Opinion: Is Nashville school shooter’s ‘manifesto’ an open record under the Tennessee Public Records Act?

Photo/Wade Payne/The Associated Press / Chief John Drake of the Metro Nashville Police Department speaks during a vigil held for victims of The Covenant School shooting on Wednesday, March 29, 2023, in Nashville, Tenn. Police have so far refused to release the writings of the woman who killed six people, including three children, on March 27 before police shot and killed her.
Photo/Wade Payne/The Associated Press / Chief John Drake of the Metro Nashville Police Department speaks during a vigil held for victims of The Covenant School shooting on Wednesday, March 29, 2023, in Nashville, Tenn. Police have so far refused to release the writings of the woman who killed six people, including three children, on March 27 before police shot and killed her.

In a news conference the day after The Covenant School mass shooting, Nashville police said they were looking into the motive of the shooter, Audrey Hale, and had found a "manifesto" that outlined her attack with maps and action plans for the killings.

Since then, the Nashville police have walked back the characterization of Hale's writings seized at her home as a manifesto but have given little additional information about them. They say they have shared Hale's journals and writings with the FBI's Behavioral Analysis Unit, which is studying them.

Tennessee lawmakers and others are now calling upon the Nashville police to release what they found.

Nashville police have so far refused, saying that the material is part of an ongoing investigation.

Are the records that police seized at Hale's home "public records" open for public inspection under Tennessee law?

(READ MORE: Former Hamilton County sheriff, Tennessee gun group sue Nashville police for shooter manifesto)

First, yes, they are public records. The Tennessee Public Records Act governs records created by any governmental entity of Tennessee, which includes the police department.

"Public records" means all records, "regardless of physical form or characteristic, made or received pursuant to law or ordinance or in connection with the transaction of official business by any governmental entity."

The records that police gathered at Hale's home after the shooting fit this description and are public records.

The Tennessee Public Records Act provides that all "state, county and municipal records shall ... be open for personal inspection by any citizen of this state," and custodians cannot refuse access "unless otherwise provided by state law."

This is important: State law, not federal law such as the federal Freedom of Information Act, governs access to public records of Tennessee governmental entities.

The Tennessee Supreme Court has recognized an exemption to the state's public records law for police records under Rule 16(a)(2) of the Tennessee Rules of Criminal Procedure. The court has said that as long as there is a pending investigation and prosecution arising out of the events for which the records were gathered, the records may remain confidential.

However, once an investigation is closed -- there is no longer a pending or contemplated criminal prosecution -- the records are no longer exempt under state law.
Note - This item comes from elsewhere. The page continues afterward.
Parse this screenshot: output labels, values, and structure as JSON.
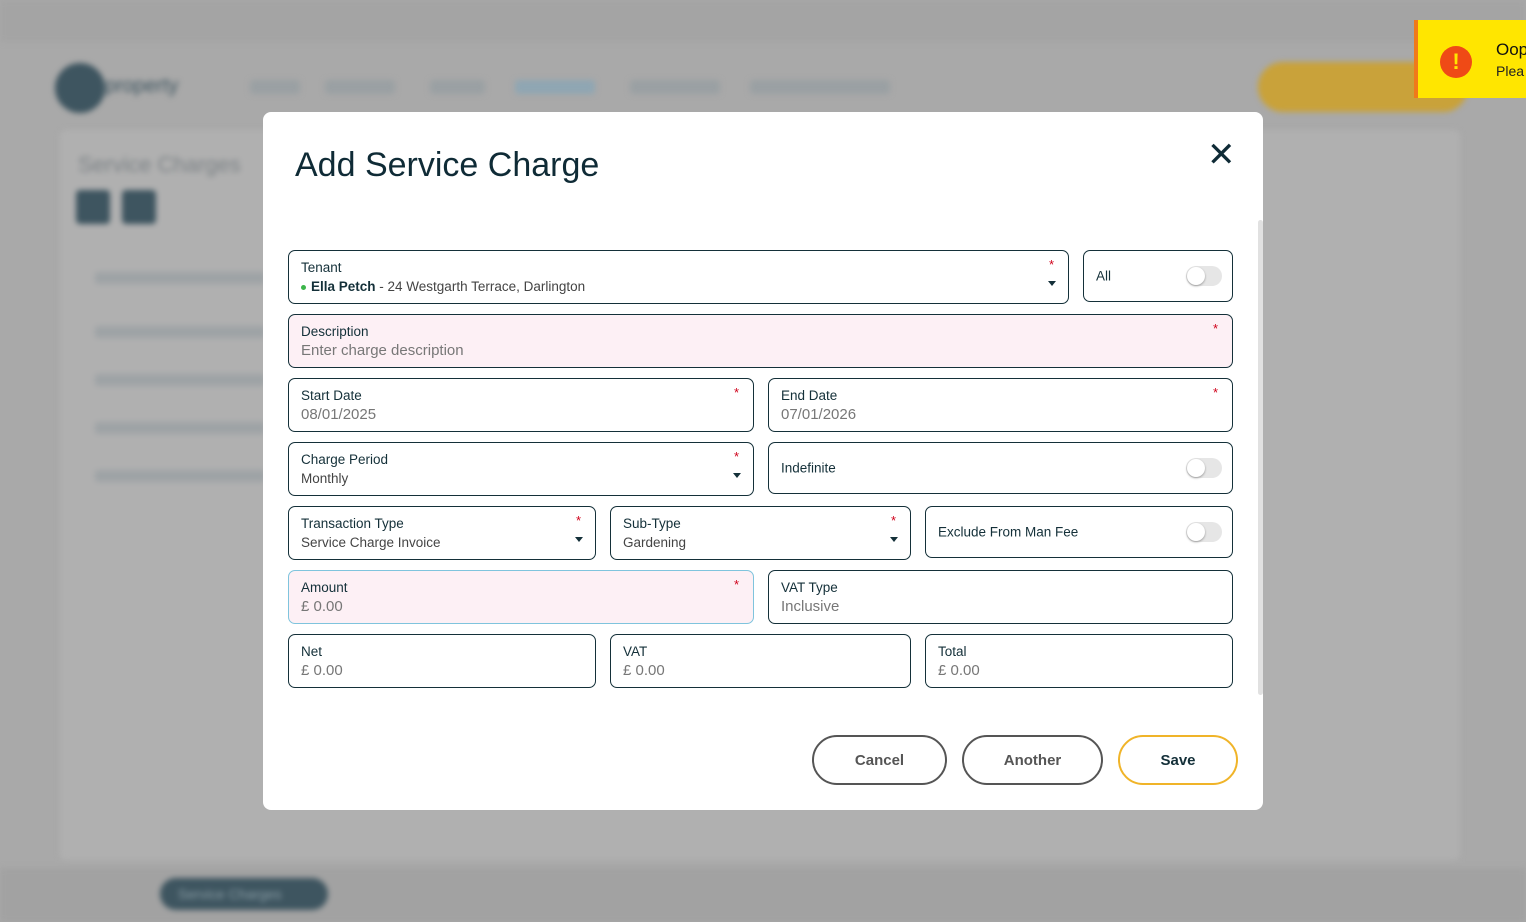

In short, the Rules of Criminal Procedure only apply when the district attorney or police are contemplating charging someone or have charged someone with a crime. They don't apply when they have decided not to charge someone.

Sen. Todd Gardenhire, R-Chattanooga, the chairman of the Senate Judiciary Committee, told Tennessee Lookout journalist Sam Stockard that refusing to make the records public contributes to the conspiracy theories surrounding the shooting.

Gardenhire made a public records request for the "manifesto and journals left by Audrey Hale." He was told by the Nashville Police Department that the items remain "relevant to an open criminal investigation" and because of this are exempt under Rule 16 of the Tennessee Rules of Criminal Procedure.

"The issue that raises is: What does he mean by ongoing criminal investigation?" Gardenhire told The Lookout. "The girl is dead. Are they gonna exhume her and find her guilty? Or are there other people involved in this thing?"

Gardenhire is right. Unless there are other suspects or potential suspects, police cannot use the Rule 16 "ongoing investigation" exemption because that exemption is tied to a criminal proceeding.

Aside from public pressure, which can be effective, the only way to enforce the law and gain access is for a citizen to file a lawsuit in which the police department would have to show under what legal authority it did not release the records. Then a court would decide. (A lawsuit subsequently has been filed.)

A common tactic of governmental entities which do not want to release records -- for whatever reason -- is to delay and risk a lawsuit. The only penalty for willfully denying access to records they knew or should have known were open to inspection is the possibility of having to pay attorney fees for the citizen.

Deborah Fisher is executive director of the Tennessee Coalition of Open Government.